Mas o que quero sublinhar é a visita e todo o simbolismo que lhe está associado, o seu significado extrínseco quando, em simultâneo, se iniciam as celebrações dos 500 anos do grande cisma que levou à reforma (assinalam-se a 31 de outubro de 2017) e à contra reforma (Concílio de Trento, 1545-1553), com a consequente divisão luterana do mundo ocidental, é uma viajem que reforça a confiança na Europa através da religião.
Será apenas um caminho, apenas mais uma via possível, dirão muitos. Mas não deixa de ser a mais importante, dirão muitos mais.
A história ensina-nos que religião tanto foi uma fonte de dissensões, martírios, como de esperança, amor pelo próximo e diálogo fraterno.
André Malraux disse que o século XXI seria o século da religião. Na sua diversidade de povos, nações, etnias, culturas, será possível divisar na Europa a mesma fé, as mesmas crenças, uma mesma religião. Todos diferentes, todos europeus. Todos juntos em Cristo.

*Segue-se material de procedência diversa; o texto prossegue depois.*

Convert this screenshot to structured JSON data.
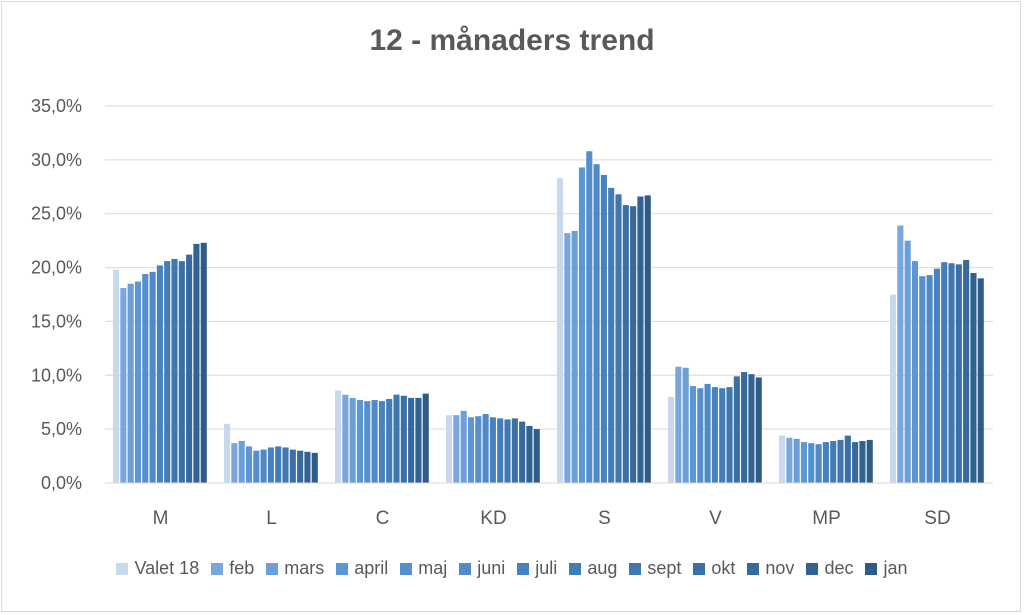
{
  "chart_data": {
    "type": "bar",
    "title": "12 - månaders trend",
    "xlabel": "",
    "ylabel": "",
    "ylim": [
      0,
      35
    ],
    "yticks": [
      "0,0%",
      "5,0%",
      "10,0%",
      "15,0%",
      "20,0%",
      "25,0%",
      "30,0%",
      "35,0%"
    ],
    "grid": true,
    "legend_position": "bottom",
    "categories": [
      "M",
      "L",
      "C",
      "KD",
      "S",
      "V",
      "MP",
      "SD"
    ],
    "series": [
      {
        "name": "Valet 18",
        "color": "#c9d9ed",
        "values": [
          19.8,
          5.5,
          8.6,
          6.3,
          28.3,
          8.0,
          4.4,
          17.5
        ]
      },
      {
        "name": "feb",
        "color": "#7aa6dc",
        "values": [
          18.1,
          3.7,
          8.2,
          6.3,
          23.2,
          10.8,
          4.2,
          23.9
        ]
      },
      {
        "name": "mars",
        "color": "#6b9fd8",
        "values": [
          18.5,
          3.9,
          7.9,
          6.7,
          23.4,
          10.7,
          4.1,
          22.5
        ]
      },
      {
        "name": "april",
        "color": "#5b97d4",
        "values": [
          18.7,
          3.4,
          7.7,
          6.1,
          29.3,
          9.0,
          3.8,
          20.6
        ]
      },
      {
        "name": "maj",
        "color": "#5590cd",
        "values": [
          19.4,
          3.0,
          7.6,
          6.2,
          30.8,
          8.8,
          3.7,
          19.2
        ]
      },
      {
        "name": "juni",
        "color": "#4f8ac6",
        "values": [
          19.6,
          3.1,
          7.7,
          6.4,
          29.6,
          9.2,
          3.6,
          19.3
        ]
      },
      {
        "name": "juli",
        "color": "#4983bf",
        "values": [
          20.2,
          3.3,
          7.6,
          6.1,
          28.6,
          8.9,
          3.8,
          19.9
        ]
      },
      {
        "name": "aug",
        "color": "#437db7",
        "values": [
          20.6,
          3.4,
          7.8,
          6.0,
          27.4,
          8.8,
          3.9,
          20.5
        ]
      },
      {
        "name": "sept",
        "color": "#3f77ae",
        "values": [
          20.8,
          3.3,
          8.2,
          5.9,
          26.8,
          8.9,
          4.0,
          20.4
        ]
      },
      {
        "name": "okt",
        "color": "#3a70a5",
        "values": [
          20.6,
          3.1,
          8.1,
          6.0,
          25.8,
          9.9,
          4.4,
          20.3
        ]
      },
      {
        "name": "nov",
        "color": "#366a9c",
        "values": [
          21.2,
          3.0,
          7.9,
          5.7,
          25.7,
          10.3,
          3.8,
          20.7
        ]
      },
      {
        "name": "dec",
        "color": "#316391",
        "values": [
          22.2,
          2.9,
          7.9,
          5.3,
          26.6,
          10.1,
          3.9,
          19.5
        ]
      },
      {
        "name": "jan",
        "color": "#2c5c87",
        "values": [
          22.3,
          2.8,
          8.3,
          5.0,
          26.7,
          9.8,
          4.0,
          19.0
        ]
      }
    ]
  }
}
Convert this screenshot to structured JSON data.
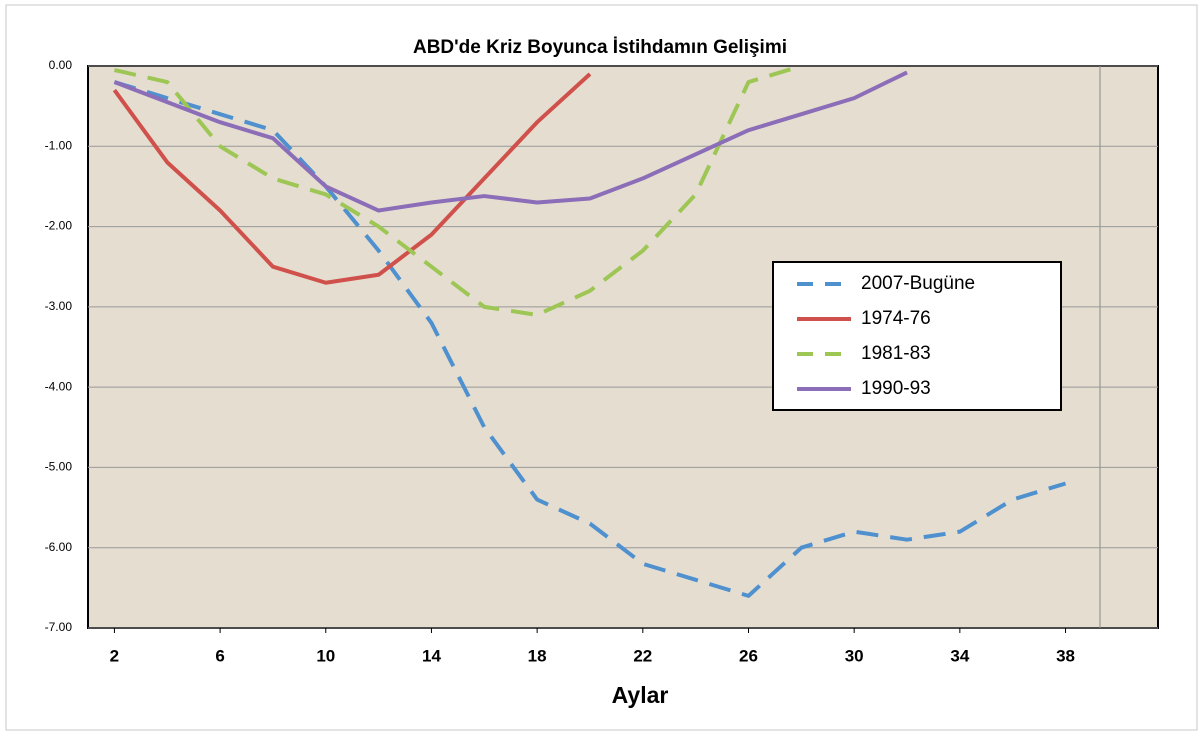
{
  "chart_data": {
    "type": "line",
    "title": "ABD'de Kriz Boyunca İstihdamın Gelişimi",
    "x_label": "Aylar",
    "x": [
      2,
      4,
      6,
      8,
      10,
      12,
      14,
      16,
      18,
      20,
      22,
      24,
      26,
      28,
      30,
      32,
      34,
      36,
      38
    ],
    "xlim": [
      1,
      41.5
    ],
    "xticks": [
      2,
      6,
      10,
      14,
      18,
      22,
      26,
      30,
      34,
      38
    ],
    "ylim": [
      -7,
      0
    ],
    "yticks": [
      {
        "value": 0,
        "label": "0.00"
      },
      {
        "value": -1,
        "label": "-1.00"
      },
      {
        "value": -2,
        "label": "-2.00"
      },
      {
        "value": -3,
        "label": "-3.00"
      },
      {
        "value": -4,
        "label": "-4.00"
      },
      {
        "value": -5,
        "label": "-5.00"
      },
      {
        "value": -6,
        "label": "-6.00"
      },
      {
        "value": -7,
        "label": "-7.00"
      }
    ],
    "grid": true,
    "legend": "right",
    "series": [
      {
        "name": "2007-Bugüne",
        "color": "#4f90cf",
        "dashed": true,
        "values": [
          -0.2,
          -0.4,
          -0.6,
          -0.8,
          -1.5,
          -2.3,
          -3.2,
          -4.5,
          -5.4,
          -5.7,
          -6.2,
          -6.4,
          -6.6,
          -6.0,
          -5.8,
          -5.9,
          -5.8,
          -5.4,
          -5.2
        ]
      },
      {
        "name": "1974-76",
        "color": "#d0504c",
        "dashed": false,
        "values": [
          -0.3,
          -1.2,
          -1.8,
          -2.5,
          -2.7,
          -2.6,
          -2.1,
          -1.4,
          -0.7,
          -0.1,
          null,
          null,
          null,
          null,
          null,
          null,
          null,
          null,
          null
        ]
      },
      {
        "name": "1981-83",
        "color": "#9dc655",
        "dashed": true,
        "values": [
          -0.05,
          -0.2,
          -1.0,
          -1.4,
          -1.6,
          -2.0,
          -2.5,
          -3.0,
          -3.1,
          -2.8,
          -2.3,
          -1.6,
          -0.2,
          0,
          null,
          null,
          null,
          null,
          null
        ]
      },
      {
        "name": "1990-93",
        "color": "#8c6db8",
        "dashed": false,
        "values": [
          -0.2,
          -0.45,
          -0.7,
          -0.9,
          -1.5,
          -1.8,
          -1.7,
          -1.62,
          -1.7,
          -1.65,
          -1.4,
          -1.1,
          -0.8,
          -0.6,
          -0.4,
          -0.08,
          null,
          null,
          null
        ]
      }
    ]
  }
}
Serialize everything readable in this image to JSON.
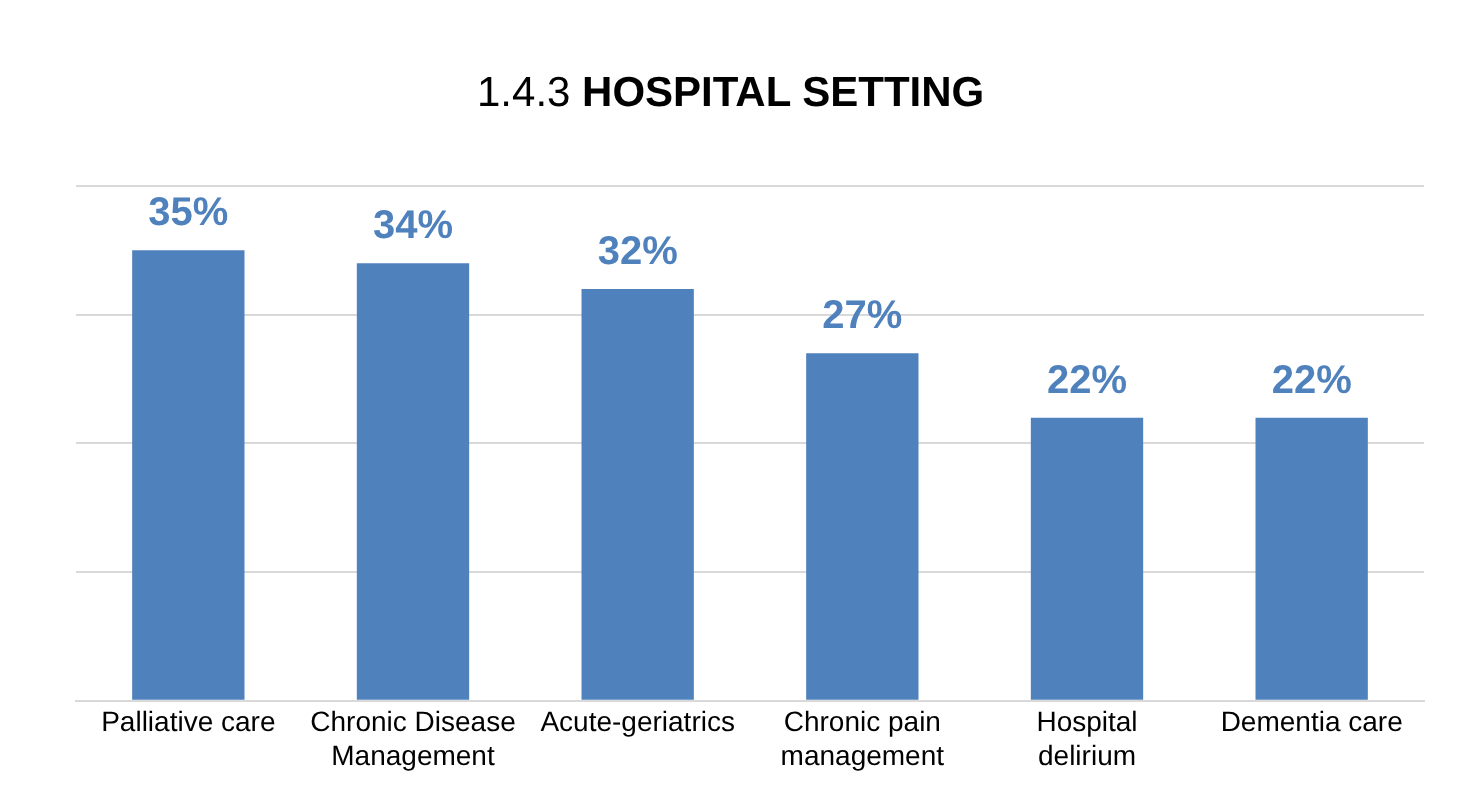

Em Itália, Núrsia, mais um sismo de grande intensidade acaba de destruir a Basílica de São Bento, padroeiro da Europa desde 1964. Saibamos, pois, dar as mãos e passar definitivamente do conflito à comunhão. Ajudar na reconstrução de Núrsia, ajudar na reconciliação entre os europeus, serão vias para, apesar das crises e das dificuldades de relacionamento entre o norte e o sul, o leste e o oeste, assumirmos que temos na Europa uma fé comum com valores partilhados, afinal, somos a mesma humanidade.
PS: Hoje, na tradição cristã, é Dia de todos os Santos, dia de finados, dia de lembrar os que partiram de entre os que ficam para assegurar os que hão de vir. Por isso, permitam-me que lembre aqui um amigo, uma voz a que ninguém ficava indiferente, Jaime Fernandes. Uma voz de equilíbrio, de paz e entreajuda, alguém de uma humanidade exemplar. Um homem digno e bom. Usando as palavras de outro grande homem vulto cimeiro da nossa ciência, literatura e humanismo, João Lobo Antunes que, infelizmente, também nos deixou nestes últimos dias, todos temos razões para chorar e “quando choramos por alguém que nos é querido, choramos sobretudo por nós.” Pelo carácter, pelo trabalho notável e pelo exemplo humano e cívico, em ambos podemos acalentar a esperança de uma Europa reconciliada e em comunhão.